A good general way to start therapy with depressed patients is to first locate the resources that they already possess. Of course many clients will deny that they have any at all but this is the counselora job to identify and accentuate the positive. This is important to raise self-esteem levels and thus imporve motivation which in turn will help the client to work even more effectively with you. Injecting laughter into the sessions can also work well if it is appropriate to do so. This has the added benefit of creating pleasent associations to the therapist and his or her office the next time a client comes for an appointment.
Next we must deal with the unmet needs of the paitent/client and we can do this by going through what we call an 'emotional needs' audit which is based on the lsit of human needs in the last article. We will ask questions based on those needs and determine if any are missing or found wanting. After that and depending on the findings of this audit we will start to create goals that move the client towards getting these needs obtained for themselves. For this we would use what is known as solution-focued counseling which doesn't dwell on the problem that clients have but starts to immediately work towards solutions in the future. Our main aim in therapy with depressed clients is to direct their attention outward and away from the depression.
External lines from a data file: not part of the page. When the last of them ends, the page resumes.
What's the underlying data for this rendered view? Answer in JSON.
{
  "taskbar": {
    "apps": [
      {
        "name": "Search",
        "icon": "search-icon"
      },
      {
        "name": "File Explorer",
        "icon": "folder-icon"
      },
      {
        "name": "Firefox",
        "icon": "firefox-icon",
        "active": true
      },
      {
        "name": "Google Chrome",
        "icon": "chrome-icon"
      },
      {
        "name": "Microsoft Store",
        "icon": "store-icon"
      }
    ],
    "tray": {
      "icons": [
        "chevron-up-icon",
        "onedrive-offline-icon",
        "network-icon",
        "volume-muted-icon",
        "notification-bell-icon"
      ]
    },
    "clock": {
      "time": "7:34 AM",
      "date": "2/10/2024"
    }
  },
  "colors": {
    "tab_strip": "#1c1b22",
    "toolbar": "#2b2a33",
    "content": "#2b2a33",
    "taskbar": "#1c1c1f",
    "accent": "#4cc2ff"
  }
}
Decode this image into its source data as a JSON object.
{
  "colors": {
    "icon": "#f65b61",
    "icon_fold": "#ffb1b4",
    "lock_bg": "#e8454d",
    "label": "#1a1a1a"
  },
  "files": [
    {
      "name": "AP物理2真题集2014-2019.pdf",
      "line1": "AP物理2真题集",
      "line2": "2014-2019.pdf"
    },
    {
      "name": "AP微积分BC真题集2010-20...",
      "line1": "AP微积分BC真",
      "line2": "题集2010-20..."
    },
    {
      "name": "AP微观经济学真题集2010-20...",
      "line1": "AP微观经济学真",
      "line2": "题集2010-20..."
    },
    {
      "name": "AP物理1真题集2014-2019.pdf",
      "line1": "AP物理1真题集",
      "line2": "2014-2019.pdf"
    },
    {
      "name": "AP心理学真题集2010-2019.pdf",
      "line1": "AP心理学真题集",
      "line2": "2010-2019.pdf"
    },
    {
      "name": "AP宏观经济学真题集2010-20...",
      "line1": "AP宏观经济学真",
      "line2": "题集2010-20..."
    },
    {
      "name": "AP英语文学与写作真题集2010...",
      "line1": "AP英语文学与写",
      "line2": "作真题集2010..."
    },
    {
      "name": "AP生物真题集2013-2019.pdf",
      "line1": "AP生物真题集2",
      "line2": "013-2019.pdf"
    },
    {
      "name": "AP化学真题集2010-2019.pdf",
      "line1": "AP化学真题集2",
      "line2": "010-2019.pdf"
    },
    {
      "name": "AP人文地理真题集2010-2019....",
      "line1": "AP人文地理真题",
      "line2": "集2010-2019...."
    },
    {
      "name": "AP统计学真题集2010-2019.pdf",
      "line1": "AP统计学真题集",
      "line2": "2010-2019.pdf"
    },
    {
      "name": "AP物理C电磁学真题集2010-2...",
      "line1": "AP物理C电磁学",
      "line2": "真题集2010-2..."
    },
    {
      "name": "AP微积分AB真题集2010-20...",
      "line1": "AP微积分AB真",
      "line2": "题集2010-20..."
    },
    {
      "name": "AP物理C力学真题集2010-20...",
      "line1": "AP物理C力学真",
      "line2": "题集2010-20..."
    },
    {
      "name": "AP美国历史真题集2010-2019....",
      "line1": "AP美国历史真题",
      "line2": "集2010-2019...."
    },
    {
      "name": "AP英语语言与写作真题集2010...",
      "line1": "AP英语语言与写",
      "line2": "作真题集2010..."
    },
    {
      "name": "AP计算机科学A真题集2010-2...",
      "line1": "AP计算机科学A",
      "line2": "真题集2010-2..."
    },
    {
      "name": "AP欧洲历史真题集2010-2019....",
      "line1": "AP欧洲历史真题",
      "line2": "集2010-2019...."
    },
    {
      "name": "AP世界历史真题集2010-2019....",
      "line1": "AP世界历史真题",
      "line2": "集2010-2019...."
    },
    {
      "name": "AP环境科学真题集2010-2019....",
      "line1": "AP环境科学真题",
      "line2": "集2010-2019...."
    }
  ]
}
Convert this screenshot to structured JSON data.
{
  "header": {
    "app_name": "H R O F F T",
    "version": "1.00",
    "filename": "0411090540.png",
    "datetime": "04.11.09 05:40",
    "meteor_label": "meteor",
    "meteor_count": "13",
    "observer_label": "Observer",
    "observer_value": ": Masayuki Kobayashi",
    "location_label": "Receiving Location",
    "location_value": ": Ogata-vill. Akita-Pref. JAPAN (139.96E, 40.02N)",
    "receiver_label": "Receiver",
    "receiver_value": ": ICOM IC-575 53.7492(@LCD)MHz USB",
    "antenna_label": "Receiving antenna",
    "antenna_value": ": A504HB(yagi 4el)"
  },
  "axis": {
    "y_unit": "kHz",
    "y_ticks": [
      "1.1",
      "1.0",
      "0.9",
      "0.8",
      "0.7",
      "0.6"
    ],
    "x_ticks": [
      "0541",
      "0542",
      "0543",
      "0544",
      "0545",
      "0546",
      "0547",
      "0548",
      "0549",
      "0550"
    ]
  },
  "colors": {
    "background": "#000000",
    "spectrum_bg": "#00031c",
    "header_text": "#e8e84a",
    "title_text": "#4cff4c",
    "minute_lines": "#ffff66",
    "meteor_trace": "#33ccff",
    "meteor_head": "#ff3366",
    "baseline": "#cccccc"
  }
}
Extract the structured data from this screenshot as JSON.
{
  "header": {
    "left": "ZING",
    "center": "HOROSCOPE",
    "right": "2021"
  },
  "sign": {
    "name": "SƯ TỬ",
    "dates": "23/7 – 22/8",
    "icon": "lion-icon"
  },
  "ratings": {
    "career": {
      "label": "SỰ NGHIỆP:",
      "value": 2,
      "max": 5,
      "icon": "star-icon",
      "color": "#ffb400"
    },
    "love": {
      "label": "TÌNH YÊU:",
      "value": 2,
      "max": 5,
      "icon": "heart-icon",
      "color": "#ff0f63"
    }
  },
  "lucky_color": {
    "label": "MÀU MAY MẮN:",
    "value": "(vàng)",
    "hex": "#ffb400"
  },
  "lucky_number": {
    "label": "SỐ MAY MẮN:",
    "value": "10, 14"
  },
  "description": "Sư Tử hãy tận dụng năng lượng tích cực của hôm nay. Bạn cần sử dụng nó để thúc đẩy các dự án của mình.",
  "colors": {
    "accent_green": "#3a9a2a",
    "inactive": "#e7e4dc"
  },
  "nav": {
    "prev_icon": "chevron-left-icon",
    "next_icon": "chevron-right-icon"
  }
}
The research from the last fifteen years with solution-focused counseling and depression is that from study bases of clients that varied in number form seventy five to over eight hundred in one study (in Finland) there is on average a seventy six percent improvement rate with this problem (mild to moderate depression) This means that 76% of clients achieved the goals that they went into therapy for. This is an impressive outcome if you consider that traditional cognitive - behavioural therapy achieves rates below 50% in hospital out-patienent settings.
So I conclude that traditonal therapeutic methods are continueing to fall short of the mark and are not addressing all the issues that are present in depressed patients and it is my hope that we will begin to move towards a therapeutic framework that allows us to take all facets of depression into consideration and therefore increase our results in ridding people of this terrible scourge of modern life.